Yerel Mahkemece verilen hüküm temyiz edilmekle; başvurunun süresi, kararın niteliği ve suç tarihine göre dosya incelendi, gereği görüşülüp düşünüldü:
Temyiz isteğinin reddi nedenleri bulunmadığından işin esasına geçildi.
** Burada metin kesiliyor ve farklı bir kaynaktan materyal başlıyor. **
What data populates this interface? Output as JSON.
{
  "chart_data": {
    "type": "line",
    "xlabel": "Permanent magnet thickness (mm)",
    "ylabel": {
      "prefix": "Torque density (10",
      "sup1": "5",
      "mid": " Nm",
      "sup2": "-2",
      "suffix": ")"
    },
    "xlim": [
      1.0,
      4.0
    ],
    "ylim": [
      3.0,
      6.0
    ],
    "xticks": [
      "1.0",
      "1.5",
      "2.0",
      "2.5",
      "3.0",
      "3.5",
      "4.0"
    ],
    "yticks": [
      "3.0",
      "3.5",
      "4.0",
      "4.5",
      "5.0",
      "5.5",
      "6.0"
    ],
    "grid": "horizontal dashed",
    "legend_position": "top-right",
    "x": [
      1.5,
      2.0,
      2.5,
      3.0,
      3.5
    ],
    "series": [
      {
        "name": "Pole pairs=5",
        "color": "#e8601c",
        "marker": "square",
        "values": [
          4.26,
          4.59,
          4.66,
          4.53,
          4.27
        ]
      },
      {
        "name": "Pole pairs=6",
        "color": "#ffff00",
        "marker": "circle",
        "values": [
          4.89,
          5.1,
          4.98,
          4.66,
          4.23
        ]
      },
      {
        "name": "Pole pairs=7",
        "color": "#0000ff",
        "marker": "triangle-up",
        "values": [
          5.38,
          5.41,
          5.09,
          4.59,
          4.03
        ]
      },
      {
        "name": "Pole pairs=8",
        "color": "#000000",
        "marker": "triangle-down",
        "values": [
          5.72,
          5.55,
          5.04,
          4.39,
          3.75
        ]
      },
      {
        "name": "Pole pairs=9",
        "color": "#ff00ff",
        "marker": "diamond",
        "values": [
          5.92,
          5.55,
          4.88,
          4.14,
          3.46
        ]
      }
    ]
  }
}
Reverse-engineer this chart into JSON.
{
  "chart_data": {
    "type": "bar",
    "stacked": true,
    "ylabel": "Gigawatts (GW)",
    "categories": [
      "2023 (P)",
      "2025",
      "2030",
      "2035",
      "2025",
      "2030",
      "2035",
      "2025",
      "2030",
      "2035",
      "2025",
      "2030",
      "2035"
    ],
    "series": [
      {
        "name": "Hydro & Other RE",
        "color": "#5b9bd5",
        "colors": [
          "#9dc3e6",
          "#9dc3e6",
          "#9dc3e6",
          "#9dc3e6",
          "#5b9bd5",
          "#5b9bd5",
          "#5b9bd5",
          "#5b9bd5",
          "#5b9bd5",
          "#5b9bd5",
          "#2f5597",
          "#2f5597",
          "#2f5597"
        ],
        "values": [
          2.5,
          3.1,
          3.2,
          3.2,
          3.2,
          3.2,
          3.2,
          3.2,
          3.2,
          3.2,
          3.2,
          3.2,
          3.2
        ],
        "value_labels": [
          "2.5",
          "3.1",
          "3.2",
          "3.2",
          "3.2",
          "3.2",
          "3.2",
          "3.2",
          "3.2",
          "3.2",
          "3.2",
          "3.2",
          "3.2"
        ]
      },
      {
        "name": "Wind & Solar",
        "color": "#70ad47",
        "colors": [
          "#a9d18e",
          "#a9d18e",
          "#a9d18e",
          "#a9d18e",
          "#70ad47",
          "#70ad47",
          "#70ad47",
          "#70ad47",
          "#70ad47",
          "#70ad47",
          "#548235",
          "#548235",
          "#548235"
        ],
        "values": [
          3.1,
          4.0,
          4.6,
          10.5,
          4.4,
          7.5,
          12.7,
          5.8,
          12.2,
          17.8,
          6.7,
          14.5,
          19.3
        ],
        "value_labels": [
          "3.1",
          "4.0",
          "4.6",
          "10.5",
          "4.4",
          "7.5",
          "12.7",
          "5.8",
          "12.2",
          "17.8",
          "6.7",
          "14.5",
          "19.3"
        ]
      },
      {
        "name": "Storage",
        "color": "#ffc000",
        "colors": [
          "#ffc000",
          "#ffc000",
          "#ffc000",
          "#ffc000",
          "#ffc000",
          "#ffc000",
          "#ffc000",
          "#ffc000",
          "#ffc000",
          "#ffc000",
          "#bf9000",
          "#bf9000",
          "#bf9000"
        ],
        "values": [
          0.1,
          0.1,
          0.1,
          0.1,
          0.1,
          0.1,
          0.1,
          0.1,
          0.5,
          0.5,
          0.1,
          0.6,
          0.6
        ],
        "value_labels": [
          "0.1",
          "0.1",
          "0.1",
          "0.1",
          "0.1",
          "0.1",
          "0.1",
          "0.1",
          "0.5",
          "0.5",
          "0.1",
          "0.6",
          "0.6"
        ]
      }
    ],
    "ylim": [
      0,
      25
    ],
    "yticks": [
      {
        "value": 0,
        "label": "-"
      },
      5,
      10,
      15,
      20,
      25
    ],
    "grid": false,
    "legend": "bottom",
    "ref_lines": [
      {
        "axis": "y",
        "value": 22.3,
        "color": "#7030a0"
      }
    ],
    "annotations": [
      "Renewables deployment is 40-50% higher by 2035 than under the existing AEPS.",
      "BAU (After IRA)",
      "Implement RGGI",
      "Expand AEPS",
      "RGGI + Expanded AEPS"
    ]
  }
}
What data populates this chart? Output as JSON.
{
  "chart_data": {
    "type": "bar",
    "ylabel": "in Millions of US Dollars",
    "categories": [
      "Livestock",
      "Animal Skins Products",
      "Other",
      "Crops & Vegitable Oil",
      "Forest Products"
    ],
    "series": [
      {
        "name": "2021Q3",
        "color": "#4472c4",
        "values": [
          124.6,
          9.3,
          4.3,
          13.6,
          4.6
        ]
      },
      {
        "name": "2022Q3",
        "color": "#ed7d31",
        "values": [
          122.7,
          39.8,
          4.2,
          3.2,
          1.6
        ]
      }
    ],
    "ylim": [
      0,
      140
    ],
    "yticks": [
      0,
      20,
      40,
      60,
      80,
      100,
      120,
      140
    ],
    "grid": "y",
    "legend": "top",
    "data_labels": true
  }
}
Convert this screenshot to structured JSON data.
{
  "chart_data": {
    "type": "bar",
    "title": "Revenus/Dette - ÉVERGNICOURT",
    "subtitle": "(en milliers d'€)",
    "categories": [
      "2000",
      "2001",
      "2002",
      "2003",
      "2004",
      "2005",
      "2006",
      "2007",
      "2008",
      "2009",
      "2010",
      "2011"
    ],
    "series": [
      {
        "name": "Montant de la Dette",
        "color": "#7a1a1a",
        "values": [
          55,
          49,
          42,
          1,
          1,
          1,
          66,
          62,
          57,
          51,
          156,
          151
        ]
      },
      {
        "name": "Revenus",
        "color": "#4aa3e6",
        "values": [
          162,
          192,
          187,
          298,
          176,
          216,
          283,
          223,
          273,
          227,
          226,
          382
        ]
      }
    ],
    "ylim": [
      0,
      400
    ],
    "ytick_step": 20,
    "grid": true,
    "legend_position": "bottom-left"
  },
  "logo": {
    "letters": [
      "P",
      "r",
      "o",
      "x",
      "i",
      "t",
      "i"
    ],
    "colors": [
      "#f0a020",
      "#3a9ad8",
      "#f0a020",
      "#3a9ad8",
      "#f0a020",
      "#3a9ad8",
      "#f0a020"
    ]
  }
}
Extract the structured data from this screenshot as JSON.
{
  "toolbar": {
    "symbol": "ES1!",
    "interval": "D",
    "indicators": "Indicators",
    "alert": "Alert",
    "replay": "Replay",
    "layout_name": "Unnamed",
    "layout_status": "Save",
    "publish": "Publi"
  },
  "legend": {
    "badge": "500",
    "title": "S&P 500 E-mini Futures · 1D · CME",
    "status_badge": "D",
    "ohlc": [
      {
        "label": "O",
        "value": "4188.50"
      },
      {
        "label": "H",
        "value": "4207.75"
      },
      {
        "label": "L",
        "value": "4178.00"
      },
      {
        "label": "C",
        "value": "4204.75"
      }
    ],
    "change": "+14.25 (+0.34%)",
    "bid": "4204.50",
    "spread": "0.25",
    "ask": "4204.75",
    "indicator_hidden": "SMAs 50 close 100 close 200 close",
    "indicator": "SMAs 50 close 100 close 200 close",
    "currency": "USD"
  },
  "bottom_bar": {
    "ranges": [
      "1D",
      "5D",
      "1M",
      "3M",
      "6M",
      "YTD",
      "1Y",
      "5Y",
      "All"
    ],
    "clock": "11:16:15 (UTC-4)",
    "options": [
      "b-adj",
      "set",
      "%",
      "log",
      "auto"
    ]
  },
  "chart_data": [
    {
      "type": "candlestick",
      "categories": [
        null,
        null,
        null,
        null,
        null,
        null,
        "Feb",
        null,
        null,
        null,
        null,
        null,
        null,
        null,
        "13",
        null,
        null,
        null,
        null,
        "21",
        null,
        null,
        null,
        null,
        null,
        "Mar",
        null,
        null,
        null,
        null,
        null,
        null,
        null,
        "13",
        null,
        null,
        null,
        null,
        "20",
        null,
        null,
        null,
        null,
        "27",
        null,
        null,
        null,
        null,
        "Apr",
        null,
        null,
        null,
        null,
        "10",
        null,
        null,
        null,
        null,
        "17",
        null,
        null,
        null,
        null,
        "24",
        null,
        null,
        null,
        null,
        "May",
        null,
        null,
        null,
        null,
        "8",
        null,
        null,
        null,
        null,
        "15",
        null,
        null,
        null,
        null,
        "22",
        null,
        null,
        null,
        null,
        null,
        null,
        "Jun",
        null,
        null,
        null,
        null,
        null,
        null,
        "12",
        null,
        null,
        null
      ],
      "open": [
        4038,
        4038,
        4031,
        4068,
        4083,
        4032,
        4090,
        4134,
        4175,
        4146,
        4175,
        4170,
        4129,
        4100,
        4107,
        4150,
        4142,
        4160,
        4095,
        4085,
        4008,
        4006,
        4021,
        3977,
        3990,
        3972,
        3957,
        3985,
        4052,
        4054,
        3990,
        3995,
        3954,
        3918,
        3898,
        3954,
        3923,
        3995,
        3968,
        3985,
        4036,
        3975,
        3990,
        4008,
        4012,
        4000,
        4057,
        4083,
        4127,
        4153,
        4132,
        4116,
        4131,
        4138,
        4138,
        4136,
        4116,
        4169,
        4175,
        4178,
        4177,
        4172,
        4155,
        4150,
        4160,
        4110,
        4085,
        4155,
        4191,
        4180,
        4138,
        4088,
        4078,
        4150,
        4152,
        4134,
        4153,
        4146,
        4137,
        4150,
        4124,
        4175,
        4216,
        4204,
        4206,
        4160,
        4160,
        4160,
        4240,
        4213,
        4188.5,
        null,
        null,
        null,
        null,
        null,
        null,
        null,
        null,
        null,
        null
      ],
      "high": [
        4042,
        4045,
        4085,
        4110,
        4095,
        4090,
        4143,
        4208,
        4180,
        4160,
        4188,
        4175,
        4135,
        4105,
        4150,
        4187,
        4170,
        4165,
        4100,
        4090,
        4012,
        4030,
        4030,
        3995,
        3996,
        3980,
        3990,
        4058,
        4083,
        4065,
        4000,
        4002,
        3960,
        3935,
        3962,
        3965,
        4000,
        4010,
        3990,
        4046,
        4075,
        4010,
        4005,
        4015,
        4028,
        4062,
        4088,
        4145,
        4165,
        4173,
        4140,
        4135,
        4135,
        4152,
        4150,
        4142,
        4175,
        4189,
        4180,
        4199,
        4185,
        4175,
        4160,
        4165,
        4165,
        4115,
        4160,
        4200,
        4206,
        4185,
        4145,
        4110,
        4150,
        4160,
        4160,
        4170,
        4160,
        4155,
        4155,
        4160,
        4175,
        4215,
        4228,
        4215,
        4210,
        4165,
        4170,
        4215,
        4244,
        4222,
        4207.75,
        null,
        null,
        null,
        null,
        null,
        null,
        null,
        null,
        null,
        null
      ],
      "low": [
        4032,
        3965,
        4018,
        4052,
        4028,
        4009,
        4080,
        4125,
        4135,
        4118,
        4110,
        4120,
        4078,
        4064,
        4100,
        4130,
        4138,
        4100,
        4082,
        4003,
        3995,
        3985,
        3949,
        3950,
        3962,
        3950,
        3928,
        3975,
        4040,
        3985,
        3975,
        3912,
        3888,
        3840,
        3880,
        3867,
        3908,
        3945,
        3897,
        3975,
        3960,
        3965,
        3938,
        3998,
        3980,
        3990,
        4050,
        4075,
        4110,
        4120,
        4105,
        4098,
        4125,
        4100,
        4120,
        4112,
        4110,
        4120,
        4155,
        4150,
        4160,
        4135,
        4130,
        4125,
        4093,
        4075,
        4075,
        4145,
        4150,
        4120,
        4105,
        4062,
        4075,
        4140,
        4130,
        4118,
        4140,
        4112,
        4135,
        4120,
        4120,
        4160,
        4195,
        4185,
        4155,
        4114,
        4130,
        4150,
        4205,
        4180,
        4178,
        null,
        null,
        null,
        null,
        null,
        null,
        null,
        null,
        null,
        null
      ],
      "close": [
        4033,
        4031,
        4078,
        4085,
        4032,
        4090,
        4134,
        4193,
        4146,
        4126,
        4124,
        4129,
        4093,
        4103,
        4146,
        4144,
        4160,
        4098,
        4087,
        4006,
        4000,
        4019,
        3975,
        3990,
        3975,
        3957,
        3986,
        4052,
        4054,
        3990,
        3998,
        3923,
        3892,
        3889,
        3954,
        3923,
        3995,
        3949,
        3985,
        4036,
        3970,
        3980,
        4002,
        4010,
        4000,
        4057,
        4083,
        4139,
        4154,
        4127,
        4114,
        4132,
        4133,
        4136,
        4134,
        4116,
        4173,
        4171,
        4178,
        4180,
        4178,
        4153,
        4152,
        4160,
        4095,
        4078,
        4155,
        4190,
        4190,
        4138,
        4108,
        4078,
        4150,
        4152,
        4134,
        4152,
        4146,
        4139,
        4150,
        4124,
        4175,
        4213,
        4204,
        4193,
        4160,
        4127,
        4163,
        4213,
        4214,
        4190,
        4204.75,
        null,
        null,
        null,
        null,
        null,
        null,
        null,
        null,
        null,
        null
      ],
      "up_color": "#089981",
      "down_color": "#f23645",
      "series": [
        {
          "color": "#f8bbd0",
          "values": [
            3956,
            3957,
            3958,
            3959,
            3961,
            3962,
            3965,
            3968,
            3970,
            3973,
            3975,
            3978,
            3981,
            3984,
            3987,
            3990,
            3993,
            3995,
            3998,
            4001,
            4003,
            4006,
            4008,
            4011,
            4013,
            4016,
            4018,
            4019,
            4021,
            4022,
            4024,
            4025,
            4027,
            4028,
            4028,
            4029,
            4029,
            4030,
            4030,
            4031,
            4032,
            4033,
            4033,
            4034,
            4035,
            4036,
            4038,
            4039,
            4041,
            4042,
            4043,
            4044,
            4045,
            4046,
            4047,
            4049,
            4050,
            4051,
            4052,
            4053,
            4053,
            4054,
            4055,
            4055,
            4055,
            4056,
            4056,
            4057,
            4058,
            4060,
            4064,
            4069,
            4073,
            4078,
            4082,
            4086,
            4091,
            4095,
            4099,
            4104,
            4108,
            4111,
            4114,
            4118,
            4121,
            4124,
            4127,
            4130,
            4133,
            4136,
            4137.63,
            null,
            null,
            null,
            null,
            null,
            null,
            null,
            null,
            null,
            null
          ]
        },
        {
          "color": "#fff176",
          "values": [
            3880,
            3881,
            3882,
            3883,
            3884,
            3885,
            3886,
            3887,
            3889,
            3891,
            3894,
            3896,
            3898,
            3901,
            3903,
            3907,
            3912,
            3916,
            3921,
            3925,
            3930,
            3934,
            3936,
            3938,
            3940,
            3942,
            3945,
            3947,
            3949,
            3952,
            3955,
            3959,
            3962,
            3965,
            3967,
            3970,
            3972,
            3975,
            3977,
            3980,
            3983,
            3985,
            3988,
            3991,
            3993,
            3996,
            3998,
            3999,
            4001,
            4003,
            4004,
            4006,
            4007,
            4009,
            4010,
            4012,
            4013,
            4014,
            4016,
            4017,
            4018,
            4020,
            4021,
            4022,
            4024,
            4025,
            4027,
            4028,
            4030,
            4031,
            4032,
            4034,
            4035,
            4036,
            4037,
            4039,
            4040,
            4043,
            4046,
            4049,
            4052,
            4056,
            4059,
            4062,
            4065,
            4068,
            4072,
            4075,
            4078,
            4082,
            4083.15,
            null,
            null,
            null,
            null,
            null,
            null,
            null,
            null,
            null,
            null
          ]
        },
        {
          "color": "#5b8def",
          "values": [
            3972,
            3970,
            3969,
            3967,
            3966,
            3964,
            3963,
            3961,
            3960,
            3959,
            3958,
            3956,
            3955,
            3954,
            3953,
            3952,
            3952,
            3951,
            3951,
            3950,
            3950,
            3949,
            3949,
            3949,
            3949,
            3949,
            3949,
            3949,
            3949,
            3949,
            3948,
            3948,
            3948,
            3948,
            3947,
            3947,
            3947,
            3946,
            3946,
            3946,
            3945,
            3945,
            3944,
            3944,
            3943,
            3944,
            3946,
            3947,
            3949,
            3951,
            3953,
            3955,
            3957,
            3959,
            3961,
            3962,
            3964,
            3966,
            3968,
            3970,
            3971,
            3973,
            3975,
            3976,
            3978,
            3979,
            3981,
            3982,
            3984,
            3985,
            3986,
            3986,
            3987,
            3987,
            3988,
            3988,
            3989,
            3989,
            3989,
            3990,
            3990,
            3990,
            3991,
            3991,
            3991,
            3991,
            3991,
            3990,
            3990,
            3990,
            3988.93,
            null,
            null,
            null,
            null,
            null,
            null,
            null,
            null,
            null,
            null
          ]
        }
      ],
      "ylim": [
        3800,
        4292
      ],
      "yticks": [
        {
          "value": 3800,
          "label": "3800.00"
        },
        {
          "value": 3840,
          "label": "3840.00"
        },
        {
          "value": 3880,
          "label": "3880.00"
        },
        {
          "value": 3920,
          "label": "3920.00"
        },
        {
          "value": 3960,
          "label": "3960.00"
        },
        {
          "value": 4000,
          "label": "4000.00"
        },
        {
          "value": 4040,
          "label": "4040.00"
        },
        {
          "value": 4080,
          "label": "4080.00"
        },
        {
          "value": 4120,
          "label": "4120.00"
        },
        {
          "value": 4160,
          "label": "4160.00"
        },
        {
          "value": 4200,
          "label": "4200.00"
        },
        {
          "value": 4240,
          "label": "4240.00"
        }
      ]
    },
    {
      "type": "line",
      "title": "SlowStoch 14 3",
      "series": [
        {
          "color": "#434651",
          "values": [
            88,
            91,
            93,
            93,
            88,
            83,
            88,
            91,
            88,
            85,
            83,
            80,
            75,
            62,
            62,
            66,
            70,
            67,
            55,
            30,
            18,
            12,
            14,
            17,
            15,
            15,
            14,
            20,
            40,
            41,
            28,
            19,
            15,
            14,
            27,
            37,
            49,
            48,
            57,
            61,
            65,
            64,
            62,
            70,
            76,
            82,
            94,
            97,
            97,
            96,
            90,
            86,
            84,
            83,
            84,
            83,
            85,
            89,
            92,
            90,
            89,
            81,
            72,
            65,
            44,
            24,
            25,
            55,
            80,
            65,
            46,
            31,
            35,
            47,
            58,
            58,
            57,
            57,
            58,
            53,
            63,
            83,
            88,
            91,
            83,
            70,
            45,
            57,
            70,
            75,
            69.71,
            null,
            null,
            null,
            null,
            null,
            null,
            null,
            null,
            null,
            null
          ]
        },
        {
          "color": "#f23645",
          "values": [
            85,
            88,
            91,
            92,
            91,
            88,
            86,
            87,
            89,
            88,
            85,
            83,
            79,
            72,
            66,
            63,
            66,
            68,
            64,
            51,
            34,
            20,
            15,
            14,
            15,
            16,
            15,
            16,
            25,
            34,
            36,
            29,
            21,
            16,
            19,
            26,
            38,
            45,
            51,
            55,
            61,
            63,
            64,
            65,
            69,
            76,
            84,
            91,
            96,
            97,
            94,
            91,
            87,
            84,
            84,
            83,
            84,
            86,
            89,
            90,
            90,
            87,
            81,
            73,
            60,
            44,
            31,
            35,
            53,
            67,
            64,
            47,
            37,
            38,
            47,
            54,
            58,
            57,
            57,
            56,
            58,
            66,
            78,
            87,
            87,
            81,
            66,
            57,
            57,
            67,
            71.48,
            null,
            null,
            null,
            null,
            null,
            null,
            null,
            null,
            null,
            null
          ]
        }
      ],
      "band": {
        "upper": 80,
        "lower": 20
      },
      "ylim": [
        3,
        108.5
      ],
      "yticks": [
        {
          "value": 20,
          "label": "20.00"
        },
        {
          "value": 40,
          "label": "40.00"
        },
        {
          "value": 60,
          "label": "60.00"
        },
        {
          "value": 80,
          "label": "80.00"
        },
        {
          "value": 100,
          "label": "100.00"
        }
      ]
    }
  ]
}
Vicdani kanının oluştuğu duruşma sürecini yansıtan tutanaklar, belgeler ve gerekçe içeriğine göre yapılan incelemede,
Yargıtay Ceza Genel Kurulunun Dairemizin de benimsediği 08/04/2014 tarih 2013/7-591 Esas 2014/171 karar sayılı kararında açıklandığı üzere, bandrol yükümlülüğüne aykırılık suçlarında suçun mağdurunun doğrudan eser sahipleri olmayıp toplum olduğu cihetle; UYAP ortamında yapılan araştırmada benzer eylemler nedeniyle sanık hakkında İstanbul 3. Fikri ve Sınai Haklar Ceza Mahkemesi’nin 08/10/2013 tarih ve 2013/323 Esas, 2013/541 sayılı kararı ile verilip aynı gün incelemesi yapılan ve bozulmasına karar verilen Dairemizin 2015/15681 Esasında kayıtlı olan ve İstanbul 1. Fikri ve Sınai Haklar Ceza Mahkemesi’nin 27/05/2009 tarih ve 2008/30 Esas, 2009/993 sayılı kararı ile verilip temyiz edilmeksizin kesinleşen, ayrıca daha önceden onanarak kesinleşen İstanbul 2. Fikri ve Sınai Haklar Ceza Mahkemesi’nin 16/12/2009 tarih ve 2008/172 Esas, 2009/1536 sayılı kararı ve İstanbul 1. Fikri ve Sınai Haklar Ceza Mahkemesi’nin 26/03/2009 tarih ve 2007/1087 Esas, 2009/530 sayılı kararı ile verilen dava dosyalarının da mevcut bulunduğunun anlaşılması karşısında;
Anılan dosyaların getirtilip incelenerek mümkün olanların birleştirilmesi, kesinleşmiş olanların ise suç ve iddianame tarihleri dikkate alınıp hukuki kesintinin iddianamenin düzenlenmesiyle gerçekleşeceği gözetilmek suretiyle,sanığın bir suç işleme kararının icrası kapsamında, değişik zamanlarda aynı mağdura karşı aynı suçu birden fazla işleyip işlemediğinin ve hakkında TCK’nın 43/1. maddesinin uygulanması gerekip gerekmediğinin tartışılması zorunluluğu,
Bozmayı gerektirmiş, sanığın temyiz itirazları bu itibarla yerinde görüldüğünden, hükmün 5320 sayılı Kanun’un 8/1. maddesi gereğince yürürlükte bulunan 1412 sayılı CMUK’nın 321. maddesi uyarınca BOZULMASINA, yargılamanın bozma öncesi aşamadan başlayarak sürdürülüp sonuçlandırılmak üzere dosyanın esas/hüküm mahkemesine gönderilmesine, 12/11/2015 tarihinde oybirliğiyle karar verildi.